Ethapazham Pachadi

chockyfoodie's picture

Oct. 03, 2012

Ethapazham pachadi or nenthrapazham pachadi is a side dish prepared and served during regular meals and special occasions. Ethapazham or nenthrapazham or banana is a very typical ingredient in many curries and is also used for making dessert


Ethapazham 1 Cup (16 tbs) , halved and sliced in squares ((kerala plantain))
Ginger 1 Teaspoon , finely sliced
Green chillies 2 Medium , chopped nicely
Turmeric powder 1/2 Teaspoon
Chili powder 1/2 Teaspoon
Yogurt 1 Cup (16 tbs)
Water 1/2 Cup (8 tbs)
Curry leaves 2 Teaspoon
Mustard seeds 1 Teaspoon , powdered (For Grinding)
Coconut 1/2 Cup (8 tbs) , grated
Cumin powder 1/4 Teaspoon
Mustard seeds 1 Teaspoon (For seasoning)
Dry red chilies 1 Teaspoon
Coconut oil 2 Teaspoon
Curry leaves 1 Teaspoon



1. In a mixer, grind coconut, cumin powder and mustard powder.

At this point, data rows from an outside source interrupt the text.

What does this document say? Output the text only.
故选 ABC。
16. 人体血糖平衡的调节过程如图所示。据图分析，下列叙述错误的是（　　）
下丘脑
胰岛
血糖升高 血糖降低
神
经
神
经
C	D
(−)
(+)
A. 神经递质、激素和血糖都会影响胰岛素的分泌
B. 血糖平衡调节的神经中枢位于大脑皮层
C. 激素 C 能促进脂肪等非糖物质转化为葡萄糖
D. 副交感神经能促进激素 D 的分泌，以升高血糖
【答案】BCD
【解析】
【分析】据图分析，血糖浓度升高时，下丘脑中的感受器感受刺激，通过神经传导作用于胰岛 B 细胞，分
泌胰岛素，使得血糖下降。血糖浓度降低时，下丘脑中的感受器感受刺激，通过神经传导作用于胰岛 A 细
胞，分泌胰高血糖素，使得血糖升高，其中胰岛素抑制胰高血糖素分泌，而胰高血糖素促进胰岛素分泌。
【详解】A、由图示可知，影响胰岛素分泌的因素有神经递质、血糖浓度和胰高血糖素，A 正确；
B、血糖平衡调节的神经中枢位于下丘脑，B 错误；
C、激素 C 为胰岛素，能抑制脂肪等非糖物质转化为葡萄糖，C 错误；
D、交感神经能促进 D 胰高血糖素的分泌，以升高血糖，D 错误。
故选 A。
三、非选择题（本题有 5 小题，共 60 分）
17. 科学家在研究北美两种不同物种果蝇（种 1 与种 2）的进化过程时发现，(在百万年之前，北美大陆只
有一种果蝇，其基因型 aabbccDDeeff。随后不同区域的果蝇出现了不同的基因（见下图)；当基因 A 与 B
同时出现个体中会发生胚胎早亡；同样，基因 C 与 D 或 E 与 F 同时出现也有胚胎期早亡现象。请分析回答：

2. Spin the curd once in a mixer to remove lumps.


3. In an saucepan, add nenthrapazham, ginger, green chilies, turmeric powder, chili powder, curry leaves along with ½ cup water and pressure cook this mixture for about 7-10 minutes. When cooked smash the bananas lightly using back of the spoon.

4. Add coconut paste and mix well. Allow the mixture to cool.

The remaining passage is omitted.